A) Scheme of the VS‐PEI approach employed for the fabrication of the SARS‐CoV‐2 S1 protein biosensors. B) I _DS relative change for a VS‐PEI‐MAb‐GFET upon the addition of increasing spike protein concentrations (V _DS = 50 mV, V _GS = −250 mV, PBS ×0.1 at pH 7.4). C) Results obtained from the selectivity assay employing the spike MERS protein compared with SARS‐CoV2. D) Change in the SPR angle upon flowing spike solution through the SPR cell for a VS‐PEI‐modified SPR sensor and scheme of the SPR measurement setup. E) I _DS relative change comparing both approaches (n = 2). F) Relative changes in I _DS as a function of the SARS‐CoV‐2 spike protein surface mass density obtained from SPR measurements for both strategies.

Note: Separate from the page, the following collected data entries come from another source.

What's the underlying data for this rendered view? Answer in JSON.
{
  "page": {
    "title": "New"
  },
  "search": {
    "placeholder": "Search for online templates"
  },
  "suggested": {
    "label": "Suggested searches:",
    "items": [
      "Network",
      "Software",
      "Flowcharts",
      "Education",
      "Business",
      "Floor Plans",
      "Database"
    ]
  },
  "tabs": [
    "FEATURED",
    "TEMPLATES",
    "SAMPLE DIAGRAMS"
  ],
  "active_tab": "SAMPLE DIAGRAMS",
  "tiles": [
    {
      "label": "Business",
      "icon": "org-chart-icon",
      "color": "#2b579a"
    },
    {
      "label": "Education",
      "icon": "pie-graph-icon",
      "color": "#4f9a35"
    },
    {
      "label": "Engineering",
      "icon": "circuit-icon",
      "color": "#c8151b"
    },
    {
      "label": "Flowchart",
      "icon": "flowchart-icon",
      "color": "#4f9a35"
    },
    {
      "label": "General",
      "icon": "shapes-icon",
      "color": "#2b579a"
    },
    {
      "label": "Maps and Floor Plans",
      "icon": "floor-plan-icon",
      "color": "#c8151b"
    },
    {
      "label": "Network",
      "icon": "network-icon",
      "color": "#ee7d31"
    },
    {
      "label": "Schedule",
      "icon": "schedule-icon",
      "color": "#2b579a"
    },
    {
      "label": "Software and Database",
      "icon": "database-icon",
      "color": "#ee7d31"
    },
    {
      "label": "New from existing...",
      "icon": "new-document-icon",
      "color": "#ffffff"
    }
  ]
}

G) SARS‐CoV‐2 S1 detection results in spiked nasopharyngeal swab samples (error corresponds to three independent measurements).

Figure 5

A) Scheme of the fabrication of ferritin biosensors, by VS‐PEI (left) and PBSE (right) approaches. B) Relative change in I _DS for a MAb‐VS‐PEI‐GFET upon the addition of different ferritin concentrations (V _DS = 50 mV, V _GS = −250 mV, HEPES buffer ×0.1 at pH 7.4). C) Results obtained for the two different approaches (n = 2). D) Relative changes in I _DS for deposited ferritin surface mass density obtained from SPR measurements for both strategies. E) Specificity experiment for ferritin sensing by BSA and mAb‐modified GFETs.

Figure 6

A) Comparison of obtained K _D values from fittings of the SPR data and the data obtained with FETs. B) Comparison of the slopes obtained with both approaches for the different systems evaluated; and a scheme of the main features presented in the biosensors that use VS‐PEI nanoscaffolds. The error bars correspond to the values obtained from the fitting.